If you like the data on your WD My Cloud OS 3 device, patch now


If you like the data on your WD My Cloud OS 3 device, patch now

Western Digital has patched three critical vulnerabilities, one with a severity rating of 9.8 and one with a 9.0, that make it possible for hackers to steal data or remotely hijack storage devices running version 3 of the company’s My Cloud operating system. .

CVE-2021-40438, as one of the vulnerabilities is traced, allows unauthenticated remote attackers to have devices forward requests to servers of the attackers’ choosing. Like the other two flaws that Western Digital fixed, it resides in versions 2.4.48 and earlier of the Apache HTTP server. Attackers have already successfully exploited it to steal hashed passwords of a vulnerable system, and exploit code it is readily available.

The vulnerability with a severity rating of 9 out of a maximum of 10 is derived from a Server-side request forgery. This class of bug allows attackers to funnel malicious requests to internal systems that are behind firewalls or not accessible outside of a private network. It works by inducing server-side applications to make HTTP requests to an arbitrary domain chosen by the attacker.

CVE-2021-39275, meanwhile, has a severity rating of 9.8 out of a possible 10. It allows remote attackers to lock down vulnerable systems and possibly execute malicious code. Two additional vulnerabilities—CVE-2021-36160 Y CVE-2021-34798—make it possible to remotely lock down vulnerable systems.

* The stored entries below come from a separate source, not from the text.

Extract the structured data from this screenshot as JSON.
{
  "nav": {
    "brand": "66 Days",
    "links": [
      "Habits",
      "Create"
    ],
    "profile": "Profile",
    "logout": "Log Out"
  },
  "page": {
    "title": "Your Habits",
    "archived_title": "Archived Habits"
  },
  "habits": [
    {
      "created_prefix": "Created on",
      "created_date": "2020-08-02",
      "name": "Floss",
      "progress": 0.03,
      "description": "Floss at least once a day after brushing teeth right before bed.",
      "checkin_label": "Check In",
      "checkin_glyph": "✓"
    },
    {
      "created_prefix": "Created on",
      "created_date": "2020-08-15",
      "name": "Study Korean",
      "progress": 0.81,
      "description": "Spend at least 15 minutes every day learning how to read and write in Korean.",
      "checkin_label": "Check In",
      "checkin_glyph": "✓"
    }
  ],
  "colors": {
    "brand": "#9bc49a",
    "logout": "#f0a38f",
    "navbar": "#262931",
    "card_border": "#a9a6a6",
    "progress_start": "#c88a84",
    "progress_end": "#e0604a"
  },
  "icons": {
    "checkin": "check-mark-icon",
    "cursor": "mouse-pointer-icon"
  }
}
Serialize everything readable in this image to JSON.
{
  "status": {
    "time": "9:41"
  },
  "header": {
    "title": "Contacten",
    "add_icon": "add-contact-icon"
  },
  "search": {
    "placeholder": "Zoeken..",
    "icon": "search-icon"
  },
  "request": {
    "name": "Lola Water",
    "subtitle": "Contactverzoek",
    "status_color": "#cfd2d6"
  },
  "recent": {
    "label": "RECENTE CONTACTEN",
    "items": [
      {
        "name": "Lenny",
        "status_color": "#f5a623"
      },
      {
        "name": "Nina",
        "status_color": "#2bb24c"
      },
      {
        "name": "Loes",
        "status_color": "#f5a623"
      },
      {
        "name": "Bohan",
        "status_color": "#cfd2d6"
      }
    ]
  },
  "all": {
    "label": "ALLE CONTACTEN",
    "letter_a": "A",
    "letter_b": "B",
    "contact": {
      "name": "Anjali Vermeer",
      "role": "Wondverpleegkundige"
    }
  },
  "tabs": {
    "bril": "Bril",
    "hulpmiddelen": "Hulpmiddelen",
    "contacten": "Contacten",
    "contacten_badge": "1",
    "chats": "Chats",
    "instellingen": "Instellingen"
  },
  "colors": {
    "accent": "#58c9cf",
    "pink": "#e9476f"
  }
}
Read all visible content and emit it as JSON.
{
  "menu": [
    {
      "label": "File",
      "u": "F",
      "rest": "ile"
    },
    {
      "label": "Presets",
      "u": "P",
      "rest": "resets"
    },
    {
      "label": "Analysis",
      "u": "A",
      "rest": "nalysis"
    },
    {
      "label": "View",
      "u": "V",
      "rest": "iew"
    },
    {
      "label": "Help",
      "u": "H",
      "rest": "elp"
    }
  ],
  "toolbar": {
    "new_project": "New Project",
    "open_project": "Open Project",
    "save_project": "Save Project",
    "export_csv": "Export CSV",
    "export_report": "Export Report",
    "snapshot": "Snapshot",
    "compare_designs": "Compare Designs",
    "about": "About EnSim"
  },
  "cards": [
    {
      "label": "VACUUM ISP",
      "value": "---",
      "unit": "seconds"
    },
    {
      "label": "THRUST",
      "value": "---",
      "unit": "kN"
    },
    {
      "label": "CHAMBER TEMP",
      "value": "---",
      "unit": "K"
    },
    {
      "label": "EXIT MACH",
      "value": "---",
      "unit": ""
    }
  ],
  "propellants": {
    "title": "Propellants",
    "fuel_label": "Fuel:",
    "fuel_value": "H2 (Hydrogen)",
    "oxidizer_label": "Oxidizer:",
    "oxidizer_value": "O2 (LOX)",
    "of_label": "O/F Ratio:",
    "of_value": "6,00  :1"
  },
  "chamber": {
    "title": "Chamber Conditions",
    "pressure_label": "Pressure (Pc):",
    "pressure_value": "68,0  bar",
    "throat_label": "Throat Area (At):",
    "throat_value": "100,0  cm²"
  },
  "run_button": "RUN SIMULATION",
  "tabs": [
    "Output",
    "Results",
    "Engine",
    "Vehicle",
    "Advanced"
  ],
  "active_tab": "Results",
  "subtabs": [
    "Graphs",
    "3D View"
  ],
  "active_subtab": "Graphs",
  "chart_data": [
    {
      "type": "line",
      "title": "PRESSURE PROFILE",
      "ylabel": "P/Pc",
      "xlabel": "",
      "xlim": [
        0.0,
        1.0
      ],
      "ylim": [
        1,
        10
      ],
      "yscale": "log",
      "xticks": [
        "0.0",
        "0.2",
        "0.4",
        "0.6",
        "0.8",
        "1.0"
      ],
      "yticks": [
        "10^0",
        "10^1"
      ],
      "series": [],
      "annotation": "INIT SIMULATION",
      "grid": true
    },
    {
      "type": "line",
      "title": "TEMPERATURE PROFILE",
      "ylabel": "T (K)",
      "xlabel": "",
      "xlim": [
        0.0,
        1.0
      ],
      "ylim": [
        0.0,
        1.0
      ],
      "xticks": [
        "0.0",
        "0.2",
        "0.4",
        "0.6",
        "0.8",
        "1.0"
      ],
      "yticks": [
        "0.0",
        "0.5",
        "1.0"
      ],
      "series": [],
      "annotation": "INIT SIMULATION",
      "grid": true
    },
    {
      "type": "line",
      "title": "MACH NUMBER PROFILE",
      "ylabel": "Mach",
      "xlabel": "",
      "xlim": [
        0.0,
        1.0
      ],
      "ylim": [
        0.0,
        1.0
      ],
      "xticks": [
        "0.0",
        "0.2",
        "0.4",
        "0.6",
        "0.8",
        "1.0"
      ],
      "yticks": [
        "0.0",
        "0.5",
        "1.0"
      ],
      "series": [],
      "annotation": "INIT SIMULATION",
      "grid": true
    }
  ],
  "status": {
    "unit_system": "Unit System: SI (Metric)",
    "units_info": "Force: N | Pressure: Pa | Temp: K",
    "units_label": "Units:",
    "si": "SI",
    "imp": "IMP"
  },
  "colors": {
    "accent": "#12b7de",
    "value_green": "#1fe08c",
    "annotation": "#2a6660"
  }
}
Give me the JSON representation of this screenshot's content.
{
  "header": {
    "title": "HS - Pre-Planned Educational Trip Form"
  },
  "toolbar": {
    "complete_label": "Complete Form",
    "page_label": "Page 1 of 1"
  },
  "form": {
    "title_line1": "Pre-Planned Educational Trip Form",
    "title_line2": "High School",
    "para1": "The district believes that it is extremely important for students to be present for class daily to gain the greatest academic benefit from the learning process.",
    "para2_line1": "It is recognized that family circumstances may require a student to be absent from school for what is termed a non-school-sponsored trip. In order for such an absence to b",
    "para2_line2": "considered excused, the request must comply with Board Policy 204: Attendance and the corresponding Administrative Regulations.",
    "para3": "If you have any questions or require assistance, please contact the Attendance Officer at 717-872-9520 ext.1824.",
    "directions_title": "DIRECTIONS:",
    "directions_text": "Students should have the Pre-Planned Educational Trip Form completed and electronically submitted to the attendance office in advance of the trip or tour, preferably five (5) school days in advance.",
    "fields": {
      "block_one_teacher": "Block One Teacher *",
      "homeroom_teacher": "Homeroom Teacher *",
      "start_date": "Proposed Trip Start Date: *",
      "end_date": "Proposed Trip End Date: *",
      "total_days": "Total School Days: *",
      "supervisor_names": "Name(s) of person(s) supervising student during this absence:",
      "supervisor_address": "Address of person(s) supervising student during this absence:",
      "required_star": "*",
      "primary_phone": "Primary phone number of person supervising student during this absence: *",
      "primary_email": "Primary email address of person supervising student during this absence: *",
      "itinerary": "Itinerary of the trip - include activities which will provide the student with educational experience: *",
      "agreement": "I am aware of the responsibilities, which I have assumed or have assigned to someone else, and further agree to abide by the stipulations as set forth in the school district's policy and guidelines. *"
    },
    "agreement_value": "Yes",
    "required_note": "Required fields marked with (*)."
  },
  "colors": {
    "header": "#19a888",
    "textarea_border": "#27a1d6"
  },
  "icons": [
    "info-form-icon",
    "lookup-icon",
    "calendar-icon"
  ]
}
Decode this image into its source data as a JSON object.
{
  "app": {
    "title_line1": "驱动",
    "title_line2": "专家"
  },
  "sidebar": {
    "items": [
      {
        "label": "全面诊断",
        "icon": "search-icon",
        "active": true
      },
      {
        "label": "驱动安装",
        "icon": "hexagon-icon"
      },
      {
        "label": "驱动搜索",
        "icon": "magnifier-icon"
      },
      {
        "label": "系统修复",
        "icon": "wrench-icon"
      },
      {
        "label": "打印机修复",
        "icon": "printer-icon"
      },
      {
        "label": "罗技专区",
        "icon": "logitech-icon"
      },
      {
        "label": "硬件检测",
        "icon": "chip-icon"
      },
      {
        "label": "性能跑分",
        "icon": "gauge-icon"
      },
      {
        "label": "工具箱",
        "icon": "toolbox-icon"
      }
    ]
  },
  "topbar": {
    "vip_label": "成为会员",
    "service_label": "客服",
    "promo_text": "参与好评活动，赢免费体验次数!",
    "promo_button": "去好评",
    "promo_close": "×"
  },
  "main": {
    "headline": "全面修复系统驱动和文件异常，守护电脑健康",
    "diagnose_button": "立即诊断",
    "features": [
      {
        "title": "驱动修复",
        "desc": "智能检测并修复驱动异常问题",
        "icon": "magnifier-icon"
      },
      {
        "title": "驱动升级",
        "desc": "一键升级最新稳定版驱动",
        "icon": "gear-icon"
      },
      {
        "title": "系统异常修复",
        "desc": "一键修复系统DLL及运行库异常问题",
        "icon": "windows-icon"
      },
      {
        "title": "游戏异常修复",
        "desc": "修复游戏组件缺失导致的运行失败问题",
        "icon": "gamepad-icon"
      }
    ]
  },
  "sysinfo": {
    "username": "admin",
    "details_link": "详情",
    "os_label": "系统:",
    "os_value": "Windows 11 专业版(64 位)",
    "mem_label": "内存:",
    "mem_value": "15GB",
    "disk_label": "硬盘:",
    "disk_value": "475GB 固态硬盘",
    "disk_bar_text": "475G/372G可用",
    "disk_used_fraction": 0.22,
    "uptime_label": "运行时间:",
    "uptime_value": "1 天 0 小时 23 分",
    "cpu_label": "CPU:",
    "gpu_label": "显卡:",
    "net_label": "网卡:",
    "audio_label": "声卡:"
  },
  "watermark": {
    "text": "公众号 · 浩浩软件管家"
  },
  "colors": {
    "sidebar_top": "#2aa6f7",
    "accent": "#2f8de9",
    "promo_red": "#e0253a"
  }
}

Apache released patches for the vulnerabilities last october. It’s not clear why it took the drive maker four months to incorporate them into its drive operating system.

Many people are often slow to patch vulnerabilities in peripheral devices, such as network-attached storage devices, that run Western Digital’s proprietary My Cloud operating system. That would be a mistake in this case. In June, Western Digital advised users of a different product, My Book Live, to immediately disconnect devices from the Internet. Meanwhile, the company responded to what later turned out to be the massive exploitation of a zero-day vulnerability.

Last year, Western Digital established a schedule for phasing out the use of My Cloud OS 3. Earlier this week, users of the previous operating system with devices that support version 5 of the current operating system were required to upgrade to the new version. . If they didn’t, users would no longer be able to connect to devices over the Internet, receive security updates, or get technical support. On April 15, support for version 3 will end completely. Devices that don’t support version 5 by then will lose remote access, meaning they can only access files over local networks.

“We recommend that all eligible users upgrade to My Cloud OS 5 immediately to benefit from the latest security fixes,” Western Digital said in a statement. advisory. Instructions for updating are here.

List of images by follow these instructions / Flickr


arstechnica.com

Leave a Reply

Your email address will not be published.